Across the NHS, the number of patients seen by a consultant for a first appointment fell significantly during the early months of the pandemic.

But in rural areas, the fall was 66% compared with 58% in urban areas.

The report says that means that in April of this year, 10,000 fewer patients in rural areas saw a cancer specialist.

The fall in the number of patients admitted for emergency care was also greater in rural areas, at 57% compared with 45% elsewhere.


Prof Richard Parish, chair of the National Centre for Rural Health and Care, said:

"We continue to be concerned that Covid has made a number of rural inequalities worse.

"There doesn't appear to be much short-term prospect of respite. When there is, we still have to make progress towards a level playing field.
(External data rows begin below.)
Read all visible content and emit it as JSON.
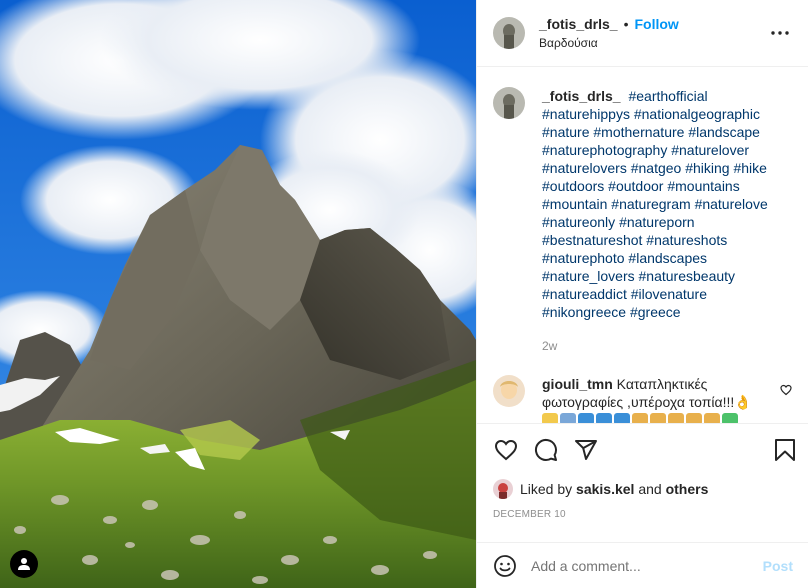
{
  "header": {
    "username": "_fotis_drls_",
    "separator": "•",
    "follow_label": "Follow",
    "location": "Βαρδούσια"
  },
  "caption": {
    "username": "_fotis_drls_",
    "hashtags": [
      "#earthofficial",
      "#naturehippys",
      "#nationalgeographic",
      "#nature",
      "#mothernature",
      "#landscape",
      "#naturephotography",
      "#naturelover",
      "#naturelovers",
      "#natgeo",
      "#hiking",
      "#hike",
      "#outdoors",
      "#outdoor",
      "#mountains",
      "#mountain",
      "#naturegram",
      "#naturelove",
      "#natureonly",
      "#natureporn",
      "#bestnatureshot",
      "#natureshots",
      "#naturephoto",
      "#landscapes",
      "#nature_lovers",
      "#naturesbeauty",
      "#natureaddict",
      "#ilovenature",
      "#nikongreece",
      "#greece"
    ],
    "time": "2w"
  },
  "comment": {
    "username": "giouli_tmn",
    "text": "Καταπληκτικές φωτογραφίες ,υπέροχα τοπία!!!👌"
  },
  "likes": {
    "prefix": "Liked by",
    "user": "sakis.kel",
    "conjunction": "and",
    "others": "others"
  },
  "date": "DECEMBER 10",
  "add_comment": {
    "placeholder": "Add a comment...",
    "post_label": "Post"
  },
  "colors": {
    "accent": "#0095f6",
    "hashtag": "#00376b",
    "muted": "#8e8e8e",
    "post_disabled": "#b2dffc"
  },
  "icons": [
    "user-tag-icon",
    "more-options-icon",
    "heart-icon",
    "comment-icon",
    "share-icon",
    "bookmark-icon",
    "emoji-icon"
  ]
}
"This would involve, for a start, reducing the reliance on agency staff in rural health settings, speeding up rates of hospital discharge and reducing waiting times for elective surgery."

A spokesman for NHS England said the pandemic had presented challenges to the entire health service.

"Funding for health services in more rural parts of the country is already adjusted to reflect the higher costs of delivering care in those communities, including operating hospitals in remote locations and sending ambulances to patients who live there.

"The Covid-19 pandemic inevitably has disrupted routine health services but despite this the NHS has maintained essential services like cancer treatment, while also treating nearly 200,000 patients with Covid-19."